MRRH provides free healthcare to the sickest patients referred in from clinics, private hospitals, and other health facilities in 7 surrounding districts, but like other government hospitals, it frequently stocks out of essential supplies like blood, oxygen, some antibiotics, etc. Additionally, certain specialists/ special units (burn unit, ICUs, heart institutes), and certain investigations (CT scans, endoscopy, biopsy) are only available at the National Referral Hospital, or International Hospitals.
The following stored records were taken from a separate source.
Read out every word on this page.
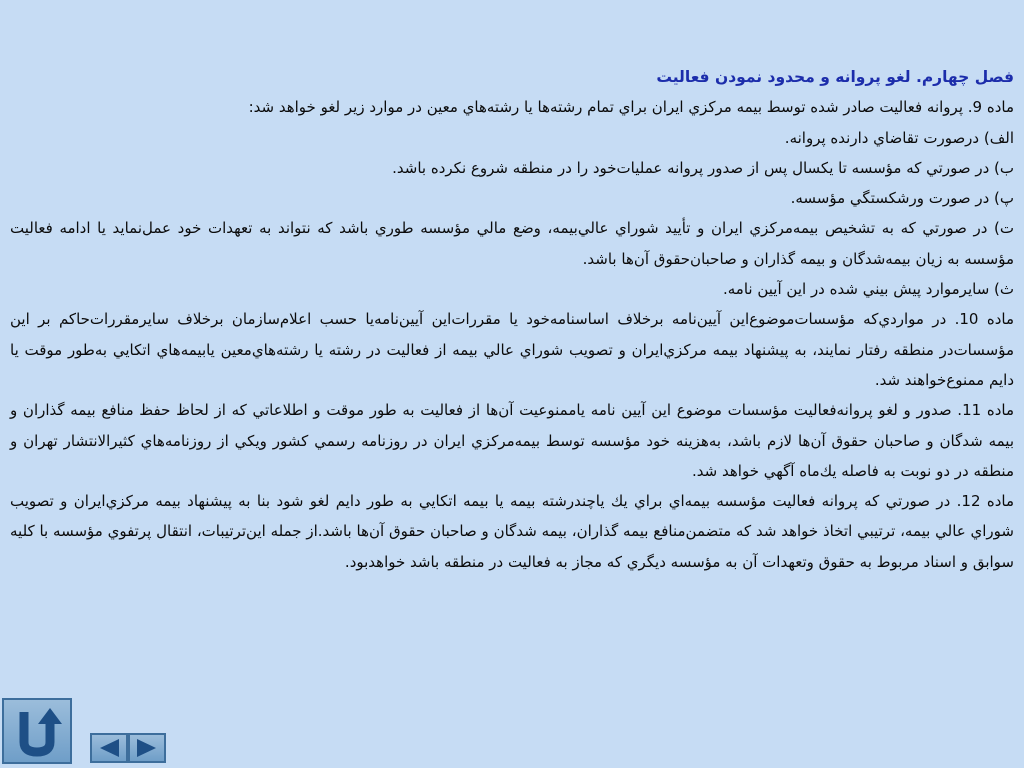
فصل چهارم. لغو پروانه و محدود نمودن فعاليت

ماده 9. پروانه فعاليت صادر شده توسط بيمه مركزي ايران براي تمام رشته‌ها يا رشته‌هاي معين در موارد زير لغو خواهد شد:

الف) درصورت تقاضاي دارنده پروانه.

ب) در صورتي كه مؤسسه تا يكسال پس از صدور پروانه عمليات‌خود را در منطقه شروع نكرده باشد.

پ) در صورت ورشكستگي مؤسسه.

ت) در صورتي كه به تشخيص بيمه‌مركزي ايران و تأييد شوراي عالي‌بيمه، وضع مالي مؤسسه طوري باشد كه نتواند به تعهدات خود عمل‌نمايد يا ادامه فعاليت مؤسسه به زيان بيمه‌شدگان و بيمه گذاران و صاحبان‌حقوق آن‌ها باشد.

ث) سايرموارد پيش بيني شده در اين آيين نامه.

ماده 10. در مواردي‌كه مؤسسات‌موضوع‌اين آيين‌نامه برخلاف اساسنامه‌خود يا مقررات‌اين آيين‌نامه‌يا حسب اعلام‌سازمان برخلاف سايرمقررات‌حاكم بر اين مؤسسات‌در منطقه رفتار نمايند، به پيشنهاد بيمه مركزي‌ايران و تصويب شوراي عالي بيمه از فعاليت در رشته يا رشته‌هاي‌معين يابيمه‌هاي اتكايي به‌طور موقت يا دايم ممنوع‌خواهند شد.

ماده 11. صدور و لغو پروانه‌فعاليت مؤسسات موضوع اين آيين نامه ياممنوعيت آن‌ها از فعاليت به طور موقت و اطلاعاتي كه از لحاظ حفظ منافع بيمه گذاران و بيمه شدگان و صاحبان حقوق آن‌ها لازم باشد، به‌هزينه خود مؤسسه توسط بيمه‌مركزي ايران در روزنامه رسمي كشور ويكي از روزنامه‌هاي كثيرالانتشار تهران و منطقه در دو نوبت به فاصله يك‌ماه آگهي خواهد شد.

ماده 12. در صورتي كه پروانه فعاليت مؤسسه بيمه‌اي براي يك ياچندرشته بيمه يا بيمه اتكايي به طور دايم لغو شود بنا به پيشنهاد بيمه مركزي‌ايران و تصويب شوراي عالي بيمه، ترتيبي اتخاذ خواهد شد كه متضمن‌منافع بيمه گذاران، بيمه شدگان و صاحبان حقوق آن‌ها باشد.از جمله اين‌ترتيبات، انتقال پرتفوي مؤسسه با كليه سوابق و اسناد مربوط به حقوق وتعهدات آن به مؤسسه ديگري كه مجاز به فعاليت در منطقه باشد خواهدبود.
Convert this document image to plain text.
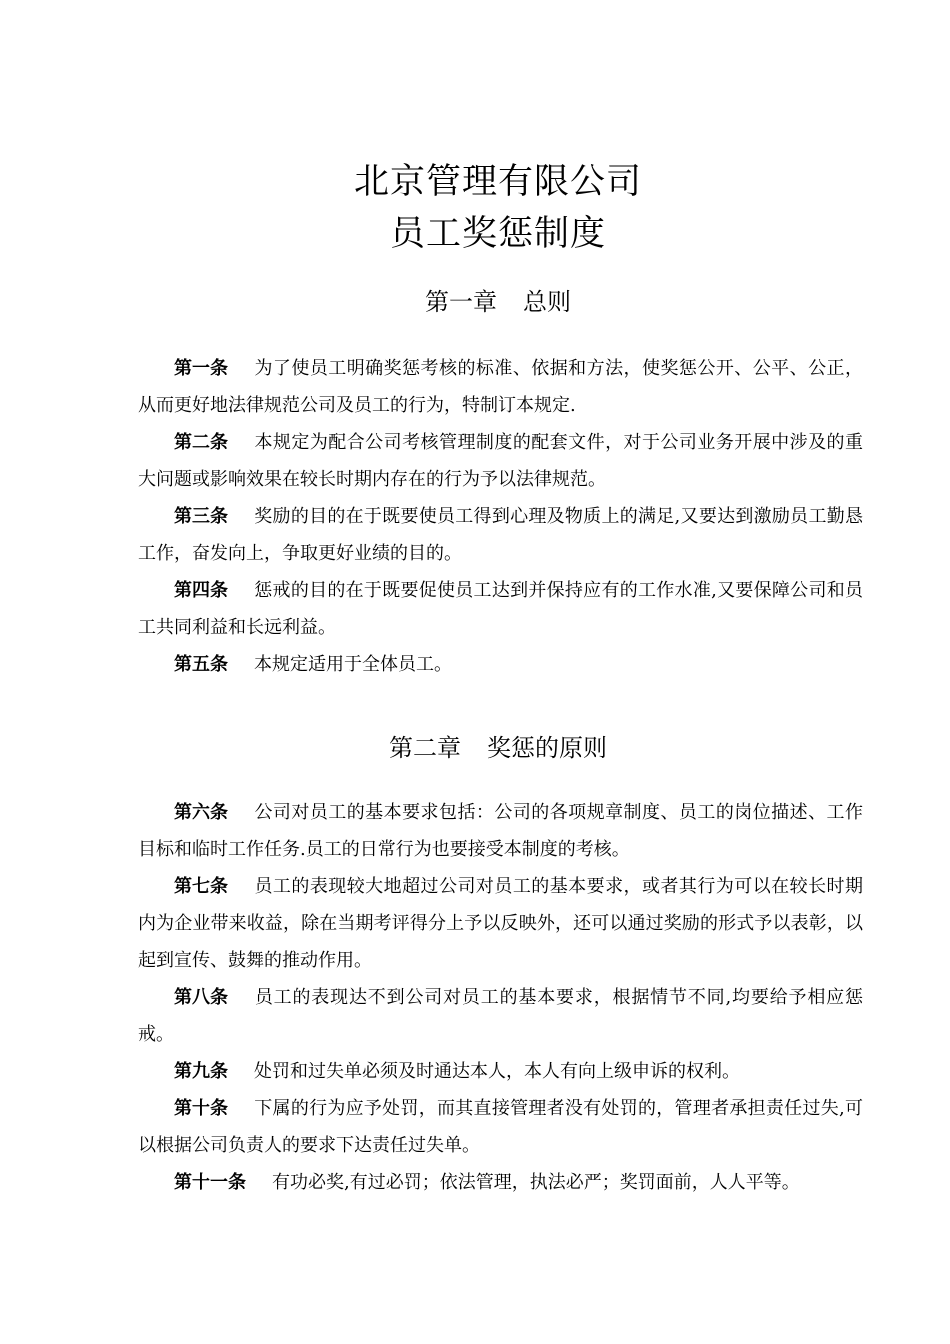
北京管理有限公司
员工奖惩制度
第一章 总则

第一条 为了使员工明确奖惩考核的标准、依据和方法，使奖惩公开、公平、公正，从而更好地法律规范公司及员工的行为，特制订本规定.

第二条 本规定为配合公司考核管理制度的配套文件，对于公司业务开展中涉及的重大问题或影响效果在较长时期内存在的行为予以法律规范。

第三条 奖励的目的在于既要使员工得到心理及物质上的满足,又要达到激励员工勤恳工作，奋发向上，争取更好业绩的目的。

第四条 惩戒的目的在于既要促使员工达到并保持应有的工作水准,又要保障公司和员工共同利益和长远利益。

第五条 本规定适用于全体员工。

第二章 奖惩的原则

第六条 公司对员工的基本要求包括：公司的各项规章制度、员工的岗位描述、工作目标和临时工作任务.员工的日常行为也要接受本制度的考核。

第七条 员工的表现较大地超过公司对员工的基本要求，或者其行为可以在较长时期内为企业带来收益，除在当期考评得分上予以反映外，还可以通过奖励的形式予以表彰，以起到宣传、鼓舞的推动作用。

第八条 员工的表现达不到公司对员工的基本要求，根据情节不同,均要给予相应惩戒。

第九条 处罚和过失单必须及时通达本人，本人有向上级申诉的权利。

第十条 下属的行为应予处罚，而其直接管理者没有处罚的，管理者承担责任过失,可以根据公司负责人的要求下达责任过失单。

第十一条 有功必奖,有过必罚；依法管理，执法必严；奖罚面前，人人平等。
Furthermore, MRRH, like other government hospitals, is extremely understaffed for the overwhelming numbers and severity of patients they see; 7 doctors (only 3 of these are specialists) and at most 2 nurses per shift per ward, attending to thousands of patients in 14 wards, including the Emergency Department, which receives the sickest patients in the region.
When the 10-year-old girl came in, there were 3 qualified ECPs in the ED. She was stabilized and referred to the right facility in the shortest time possible. Meanwhile, the other 2 ECPs attended to similarly critical patients. With one regular nurse and one doctor, who’s not emergency trained, the girl would have had to wait in line, with her plummeting HB levels, for a more critical patient to be seen first.

Since the arrival of ECPs, the efficiency in managing critical patients in the MRRH ED has improved: the 4 ECPs in the ED are all comprehensively trained to independently assess and stabilize patients, so more patients are seen at once. With additional skills like bedside Ultrasound and Imaging interpretation, the ECPs diagnose critical conditions, stabilize the patient, and call the necessary specialist, or refer the patient to a better-equipped facility in the shortest time possible.

In a low resource setting like MRRH, referrals are inevitable and necessary; the important thing is to recognize the patient’s critical condition, provide the best emergency care to stabilize them, and get them to a more equipped facility in the shortest time possible. For the past 12 months, the ECPs have done just that, and have proved that training non-physician clinicians in Emergency Medicine can go a long way in improving management of critical patient care within an existing low resource system.